Marriage, birth of daughter saved Santosh Singh
Had he not got married after his acquittal by the trial court in the Priyadarshini Mattoo murder case in 1999, Santosh Kumar Singh would perhaps have faced the gallows.delhi Updated: Oct 07, 2010 01:14 IST
Had he not got married after his acquittal by the trial court in the Priyadarshini Mattoo murder case in 1999, Santosh Kumar Singh would perhaps have faced the gallows.
The Supreme Court (SC), that commuted his death penalty to life sentence, considered it a major mitigating circumstance in his favour, besides the birth of a girl child from the marriage, his young age at the time of the incident and the death of his father after the High Court (HC) verdict.
The SC also took into account the fact that the HC reversed a judgment of acquittal based on circumstantial evidence.

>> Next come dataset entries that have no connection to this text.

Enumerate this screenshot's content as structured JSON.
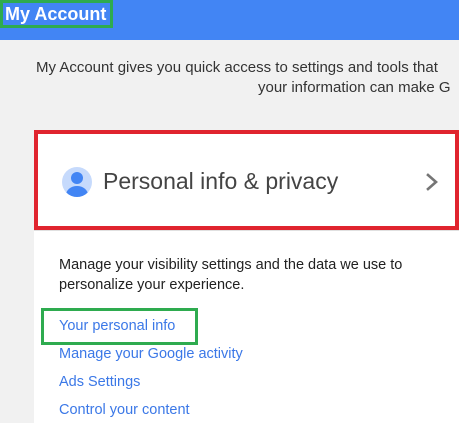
{
  "header": {
    "title": "My Account",
    "background_color": "#4285f4"
  },
  "intro": {
    "line1": "My Account gives you quick access to settings and tools that",
    "line2": "your information can make G"
  },
  "card": {
    "title": "Personal info & privacy",
    "icon": "person-avatar-icon",
    "description": "Manage your visibility settings and the data we use to personalize your experience.",
    "links": [
      "Your personal info",
      "Manage your Google activity",
      "Ads Settings",
      "Control your content"
    ]
  },
  "annotations": {
    "highlight_color_green": "#2eab4f",
    "highlight_color_red": "#e0242e"
  }
}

A bench headed by Justice H.S. Bedi held that the case did not fall in the category of “the rarest of the rare”.
It said: “…where the option is between a life sentence and a death sentence, the options are indeed extremely limited and if the court itself feels some difficulty in awarding one or the other, it is only appropriate that the lesser sentence should be awarded. This is the underlying philosophy behind ‘the rarest of the rare’ principle.”
Reducing the sentence, the SC said: “Undoubtedly, also the appellant would have had time for reflection over the events of the last fifteen years, and to ponder over the predicament that he now faces, the reality that his father died a year after his conviction and the prospect of a dismal future for his young family. On the contrary, there is nothing to suggest that he would not be capable of reform.”
Note of Caution
The bench, however, said there were extremely aggravating circumstances as well.
“In particular, we notice the tendency of parents to be over-indulgent to their progeny, often resulting in the most horrendous of situations. These situations are exacerbated when an accused belongs to a category with unlimited power or pelf or even more dangerously, a volatile and heady cocktail of the two. The reality that such a class does exist is for all to see and is evidenced by regular and alarming incidents such as the present one,” the bench said.
Why no defence evidence?
The SC, however, expressed surprise that the accused, despite being a lawyer himself and his father, a very senior police officer, did not produce any evidence in his support to create doubts about the veracity of certain documents submitted to the court by the Central Bureau of Investigation (CBI) as evidence against him.